3 — Un ancien forçat libéré, nommé Jean Valjean, vient de comparaître devant la cour d'assises du Var (…) Ce scélérat était parvenu à tromper la vigilance de la police (…) Ce misérable, qui est doué d'une force herculéenne, avait trouvé moyen de s'évader; mais, trois ou quatre jours après son évasion, la police mit de nouveau la main sur lui (…)
Hugo, les Misérables, II, II, I.
♦ Absolt (avec ellipse du pron. pers.). || Faire évader un prisonnier.
4 Si je rentre chez moi, je ferai évader le drôle (…)
Molière, George Dandin, II, 6.
5 Sortir de la prison des chimères et en faire évader le genre humain, ce vieux captif que toutes les religions tiennent sous clef.
Hugo, Post-scriptum de ma vie, Un athée.
♦ Faire évader des capitaux. ⇒ Évasion (de capitaux).
2 Quitter furtivement, à la dérobée. ⇒ Aller (s'en), éclipser (s'), esquiver (s'), filer (à l'anglaise), retirer (se), sortir. || S'évader de chez un importun. || S'évader d'une réception ennuyeuse.
6 Nous nous évadons sans être aperçus, et nous nous renfermons dans notre chambre (…)
Rousseau, Émile, III.
7 Aussitôt après son dîner, vers deux heures de l'après-midi, le Roi s'évadait par la Cour de marbre, éperonné et botté, sautait à cheval, ou montait en voiture avec son fusil.
Louis Bertrand, Louis XIV, III, II.
8 Elle avait seulement voulu s'évader de ce salon, pour fuir la présence d'Antoine.
Martin du Gard, les Thibault, t. V, p. 263.
9 Cette odeur (…) ondulait autour des meubles (…) s'évadait dans l'escalier, rôdait d'une chambre à l'autre (…)
Léon Bloy, la Femme pauvre, p. 221.
10 Parfois (…) son regard s'évadait du livre de lecture pour errer le long des murs (…)

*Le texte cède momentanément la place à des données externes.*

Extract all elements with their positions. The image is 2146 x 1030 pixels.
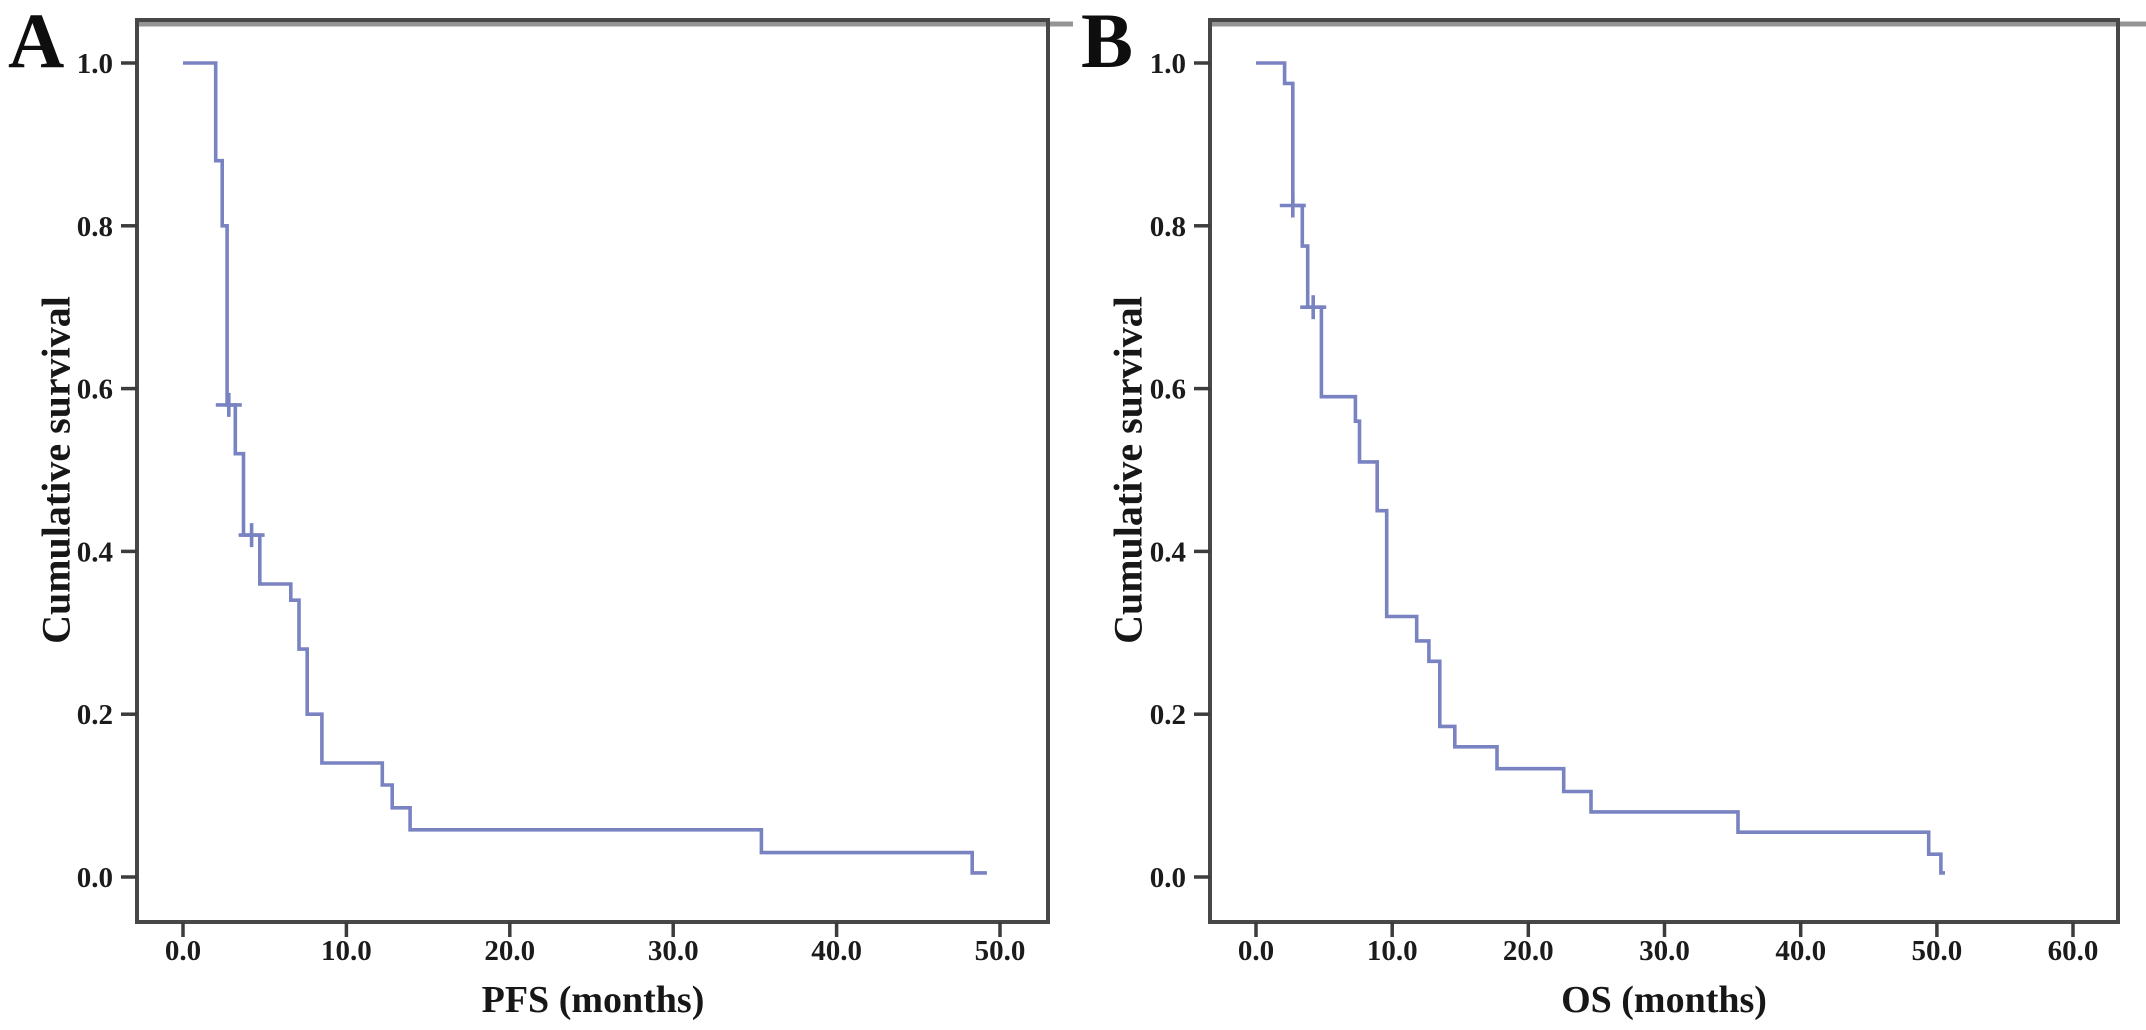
os-x-axis-title: OS (months) <box>1561 979 1767 1021</box>
plot-frame <box>135 18 1050 924</box>
x-tick-label: 40.0 <box>1775 935 1826 967</box>
survival-curve <box>1256 61 1945 875</box>
y-tick-label: 0.0 <box>1150 862 1186 894</box>
x-tick-label: 0.0 <box>165 935 201 967</box>
y-tick-label: 0.4 <box>1150 536 1186 568</box>
pfs-x-axis-title: PFS (months) <box>481 979 705 1021</box>
x-tick-label: 10.0 <box>321 935 372 967</box>
panel-label-b: B <box>1081 0 1134 84</box>
x-tick-label: 30.0 <box>648 935 699 967</box>
y-tick-label: 0.6 <box>77 374 113 406</box>
x-tick-label: 20.0 <box>1503 935 1554 967</box>
y-tick-label: 0.8 <box>1150 211 1186 243</box>
y-tick-label: 0.8 <box>77 211 113 243</box>
y-tick-label: 0.4 <box>77 536 113 568</box>
x-tick-label: 30.0 <box>1639 935 1690 967</box>
panel-pfs: A Cumulative survival PFS (months) 0.0 10… <box>8 0 1073 1021</box>
x-tick-label: 20.0 <box>484 935 535 967</box>
x-tick-label: 10.0 <box>1367 935 1418 967</box>
x-tick-label: 0.0 <box>1238 935 1274 967</box>
x-tick-label: 50.0 <box>1912 935 1963 967</box>
y-tick-label: 0.0 <box>77 862 113 894</box>
plot-frame <box>1208 18 2120 924</box>
survival-curve <box>183 61 987 875</box>
y-tick-label: 1.0 <box>77 48 113 80</box>
os-km-chart: 0.0 10.0 20.0 30.0 40.0 50.0 60.0 0.0 0.2 0.4 0.6 0… <box>1150 18 2146 967</box>
x-tick-label: 50.0 <box>975 935 1026 967</box>
y-tick-label: 0.6 <box>1150 374 1186 406</box>
x-tick-label: 60.0 <box>2048 935 2099 967</box>
y-tick-label: 0.2 <box>1150 699 1186 731</box>
x-tick-label: 40.0 <box>811 935 862 967</box>
y-tick-label: 1.0 <box>1150 48 1186 80</box>
panel-os: B Cumulative survival OS (months) 0.0 10.… <box>1073 0 2146 1030</box>
y-tick-label: 0.2 <box>77 699 113 731</box>
pfs-km-chart: 0.0 10.0 20.0 30.0 40.0 50.0 0.0 0.2 0.4 0.6 0.8 1.… <box>77 18 1073 967</box>
panel-label-a: A <box>8 0 65 84</box>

J. Green, Léviathan, p. 37.
3 Fig. Échapper volontairement à (une réalité). ⇒ Fuir, libérer (se), soustraire (se). || S'évader de sa condition, de son état, de sa situation, de sa faiblesse, de sa médiocrité. — S'évader du réel par le rêve, par l'imagination. || S'évader en des abstractions (cit. 8). || Impossible de fixer l'attention de cet enfant, il s'évade sans cesse.
11 (…) j'ai veillé, cherchant pourquoi il voulait tant s'évader de la réalité.
Rimbaud, Une saison en enfer, « Délires », I.
12 (…) ces Juifs éternellement insatisfaits de leur condition présente, et qui s'en évadent comme ils peuvent.
Jérôme et Jean Tharaud, l'Ombre de la croix, p. 42.
13 De même que le timide s'évade souvent de sa faiblesse par quelque manifestation de violence, de brutalité, de même l'homme que tourmente le complexe d'infériorité rompt parfois le cercle enchanté, à la faveur d'un événement imprévu, d'une chance heureuse.
G. Duhamel, Manuel du protestataire, p. 75.
♦ Spécialt. Se tirer d'un embarras, d'une difficulté par un artifice, une échappatoire. ⇒ Éluder, esquiver; et aussi évasif, évasion (2.).
14 Fourbe, tu crois par là peut-être t'évader (…)
Molière, Amphitryon, III, 5.
15 Il interrogeait avec passion, avec précision, avec incrédulité, ramenait au sujet l'interlocuteur qui s'évadait (…)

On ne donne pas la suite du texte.